Software solutions can ease the transition to a new reporting system while also making the day-to-day lives of officers easier


Content provided by Tyler Tech

By Skip Bland

Public safety agencies at the local, state and federal levels each have their own specific concerns, but they also have many issues in common. Currently, they are all grappling with mandates to change their reporting process to comply with the National Incident-Based Reporting standard (NIBRS). We asked industry experts for insights on how this shift impacts policing at the different levels of government and how technology can ease the transition.

Public safety agencies are grappling with mandates to change their reporting process to comply with the NIBRS.
Public safety agencies are grappling with mandates to change their reporting process to comply with the NIBRS. (Photo/Getty Images)

Impacts of the Shift to NIBRS

Since the early 1970s, law enforcement agencies have summarized reporting under the Uniform Crime Reporting Standard (UCR Standard). Now, the FBI is migrating these agencies to NIBRS. Although the shift can be stressful, local law enforcement will experience clear benefits.

“NIBRS gives local law enforcement the ability to see statistically what is going on and combat crime in their locale,” said Clark Nethers, a senior implementation consultant for Incode Public Safety with 22 years of local law enforcement experience. “From a broader standpoint, a small agency may want to look at a neighboring agency to see how crime over there compares to them … It allows administrators to guide their departments, have better enforcement, and focused enforcement towards certain types of crime that they're trying to combat.”

The reporting change also enables the public to examine statistics on the FBI’s website or local portals. Adam Bobola, a 13-year law enforcement veteran and 10-year Tyler staff member with the Public Safety Division, noted it’s a good thing for citizens to be able to research and compare any locations with apples-to-apples crime statistics.

“One of the biggest things that we see during this transition process,” Bobola said, “is because they're going from a summary-based reporting system to an incident-based reporting system, there's this spike that we'd call a crime spike.” All of a sudden, jurisdictions are reporting everything, whereas with UCR, they only captured certain crimes. What looks like a significant crime spike can be alarming to elected officials and leaders. Getting ahead of this alarm involves educating government agencies about the impending spike in case numbers based on reporting standards, not area incident rates.

Once they are familiar with the nuances, however, accessing and analyzing the data from this new reporting method ultimately helps leaders compare agencies, locations, offenses and more. Analytics used in every type of business come into play here as well, informing smarter decisions resulting in safer communities. The challenge comes in making sure that agencies and officers are equipped to face the hurdles introduced by this mandated change. Additional data entry or retraining can be daunting in departments with already scarce resources. How can agencies ensure the transition is successful?
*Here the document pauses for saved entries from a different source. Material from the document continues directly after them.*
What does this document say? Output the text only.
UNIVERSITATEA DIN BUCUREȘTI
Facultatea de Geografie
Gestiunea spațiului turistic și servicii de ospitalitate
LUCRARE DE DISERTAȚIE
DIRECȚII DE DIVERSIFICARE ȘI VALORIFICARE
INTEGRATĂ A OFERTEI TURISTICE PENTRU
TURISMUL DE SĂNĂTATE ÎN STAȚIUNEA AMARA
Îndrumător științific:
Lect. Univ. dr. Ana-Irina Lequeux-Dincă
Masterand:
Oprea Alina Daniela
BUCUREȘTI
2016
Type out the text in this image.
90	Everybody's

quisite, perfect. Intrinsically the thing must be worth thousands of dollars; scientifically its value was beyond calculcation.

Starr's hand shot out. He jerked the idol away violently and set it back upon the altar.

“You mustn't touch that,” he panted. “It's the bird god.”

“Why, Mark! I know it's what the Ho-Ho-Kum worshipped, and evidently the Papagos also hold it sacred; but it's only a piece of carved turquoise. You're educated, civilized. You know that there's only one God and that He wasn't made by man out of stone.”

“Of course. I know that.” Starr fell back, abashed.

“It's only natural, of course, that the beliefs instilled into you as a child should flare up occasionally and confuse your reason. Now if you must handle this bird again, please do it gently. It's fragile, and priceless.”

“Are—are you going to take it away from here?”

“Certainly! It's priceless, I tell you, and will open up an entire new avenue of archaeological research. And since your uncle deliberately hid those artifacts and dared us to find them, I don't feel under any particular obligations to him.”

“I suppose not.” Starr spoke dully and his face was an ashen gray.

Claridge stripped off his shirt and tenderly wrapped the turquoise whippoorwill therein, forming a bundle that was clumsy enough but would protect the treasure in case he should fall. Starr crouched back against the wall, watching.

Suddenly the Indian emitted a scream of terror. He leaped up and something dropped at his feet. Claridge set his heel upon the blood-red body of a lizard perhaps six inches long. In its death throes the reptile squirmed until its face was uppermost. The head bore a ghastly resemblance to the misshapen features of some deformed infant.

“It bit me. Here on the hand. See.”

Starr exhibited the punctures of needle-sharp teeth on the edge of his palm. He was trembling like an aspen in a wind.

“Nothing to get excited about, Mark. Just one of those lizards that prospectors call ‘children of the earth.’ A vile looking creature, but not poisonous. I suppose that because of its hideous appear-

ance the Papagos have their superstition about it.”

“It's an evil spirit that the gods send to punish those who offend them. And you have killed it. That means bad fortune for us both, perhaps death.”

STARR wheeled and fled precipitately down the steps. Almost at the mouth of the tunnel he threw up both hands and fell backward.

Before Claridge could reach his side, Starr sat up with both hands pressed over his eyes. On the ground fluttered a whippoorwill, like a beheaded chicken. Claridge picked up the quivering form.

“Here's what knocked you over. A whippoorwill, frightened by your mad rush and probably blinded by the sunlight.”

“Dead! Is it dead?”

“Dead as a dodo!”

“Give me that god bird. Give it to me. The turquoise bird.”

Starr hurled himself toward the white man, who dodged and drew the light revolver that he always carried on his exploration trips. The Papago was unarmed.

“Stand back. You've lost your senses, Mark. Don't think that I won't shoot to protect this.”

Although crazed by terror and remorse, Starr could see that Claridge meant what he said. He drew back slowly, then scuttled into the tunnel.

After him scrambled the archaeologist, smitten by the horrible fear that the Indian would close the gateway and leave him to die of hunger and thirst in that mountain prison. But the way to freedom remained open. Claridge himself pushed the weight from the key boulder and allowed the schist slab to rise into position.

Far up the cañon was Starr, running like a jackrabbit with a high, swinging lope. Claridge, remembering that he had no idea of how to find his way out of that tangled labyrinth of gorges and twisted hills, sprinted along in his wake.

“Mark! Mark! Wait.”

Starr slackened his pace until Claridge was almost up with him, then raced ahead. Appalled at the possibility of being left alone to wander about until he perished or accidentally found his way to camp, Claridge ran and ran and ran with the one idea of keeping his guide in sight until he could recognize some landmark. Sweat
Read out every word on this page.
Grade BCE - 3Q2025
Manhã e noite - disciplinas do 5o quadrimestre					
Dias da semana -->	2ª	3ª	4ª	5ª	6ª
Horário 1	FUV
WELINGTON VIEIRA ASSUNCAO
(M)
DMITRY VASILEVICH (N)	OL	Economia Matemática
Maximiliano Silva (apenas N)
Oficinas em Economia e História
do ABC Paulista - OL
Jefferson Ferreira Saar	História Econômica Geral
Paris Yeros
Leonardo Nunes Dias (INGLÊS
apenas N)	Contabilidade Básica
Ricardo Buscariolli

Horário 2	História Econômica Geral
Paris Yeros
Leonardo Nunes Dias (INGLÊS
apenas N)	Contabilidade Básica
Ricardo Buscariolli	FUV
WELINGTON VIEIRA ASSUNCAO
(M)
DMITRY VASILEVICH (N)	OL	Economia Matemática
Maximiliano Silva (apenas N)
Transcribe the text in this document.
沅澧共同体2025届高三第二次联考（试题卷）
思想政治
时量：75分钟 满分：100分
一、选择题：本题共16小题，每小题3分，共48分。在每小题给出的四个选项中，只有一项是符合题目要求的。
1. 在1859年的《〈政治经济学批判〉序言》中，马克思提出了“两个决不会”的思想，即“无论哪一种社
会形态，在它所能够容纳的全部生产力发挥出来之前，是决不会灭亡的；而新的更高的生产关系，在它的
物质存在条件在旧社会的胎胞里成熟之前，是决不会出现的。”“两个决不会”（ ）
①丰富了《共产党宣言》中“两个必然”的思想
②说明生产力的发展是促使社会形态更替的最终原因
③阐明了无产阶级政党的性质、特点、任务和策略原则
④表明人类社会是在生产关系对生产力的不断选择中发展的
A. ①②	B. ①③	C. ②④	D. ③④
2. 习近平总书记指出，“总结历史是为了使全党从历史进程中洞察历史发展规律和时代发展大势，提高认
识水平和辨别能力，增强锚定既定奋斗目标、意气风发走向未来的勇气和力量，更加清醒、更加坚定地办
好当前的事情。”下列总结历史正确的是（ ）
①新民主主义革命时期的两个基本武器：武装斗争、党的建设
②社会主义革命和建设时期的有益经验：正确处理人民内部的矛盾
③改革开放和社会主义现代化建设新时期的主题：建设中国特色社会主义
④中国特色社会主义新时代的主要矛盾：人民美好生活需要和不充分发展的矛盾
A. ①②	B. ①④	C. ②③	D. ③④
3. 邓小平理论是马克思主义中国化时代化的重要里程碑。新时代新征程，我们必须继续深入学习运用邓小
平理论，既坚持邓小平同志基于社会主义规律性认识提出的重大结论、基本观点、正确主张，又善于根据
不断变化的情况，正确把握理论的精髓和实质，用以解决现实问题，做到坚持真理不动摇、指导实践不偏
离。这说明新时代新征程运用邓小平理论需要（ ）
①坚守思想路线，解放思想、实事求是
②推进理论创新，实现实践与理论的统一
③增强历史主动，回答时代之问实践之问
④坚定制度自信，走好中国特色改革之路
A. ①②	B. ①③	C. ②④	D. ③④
How To Smooth the NIBRS Transition

Nethers noted intuitive software minimizing the impact of change is key. Such software, for example, “can do all the heavy lifting for them so the administrators within their department can then push that data on to the state and onto the FBI.”

According to Skip Bland, whose 15 years in the Air Force Office of Special Investigations led to his current position as a subject matter expert at Tyler Technologies, many federal agencies welcome the shift. This is because it encourages jurisdictions to submit more detailed intelligence. He emphasized, however, that thoughtfully selecting and implementing new software is the key to making the transition successful.

To prepare for the reporting switch and realize results for those they protect, Bland noted agencies should focus on technology that is, “NIBRS compliant, configurable, and truly meets the needs of the modern-day law enforcement officer.” Software solutions can, indeed, ease the transition to a new reporting system while also making the day-to-day lives of officers easier. That’s not the only benefit. As Bland continued, “They’ll be helping out not only their own staff, but they’ll be helping out the people they protect on a daily basis.”

Better Reporting, Safer Communities

The switch to NIBRS reporting, and any software selected to support that change, is ultimately about being more effective at ensuring public safety. “The ultimate goal,” added Bobola, “is to limit the time spent in the office or at the department filling out reports so that the officers can be in the field, protecting the citizens, and providing a safer community.”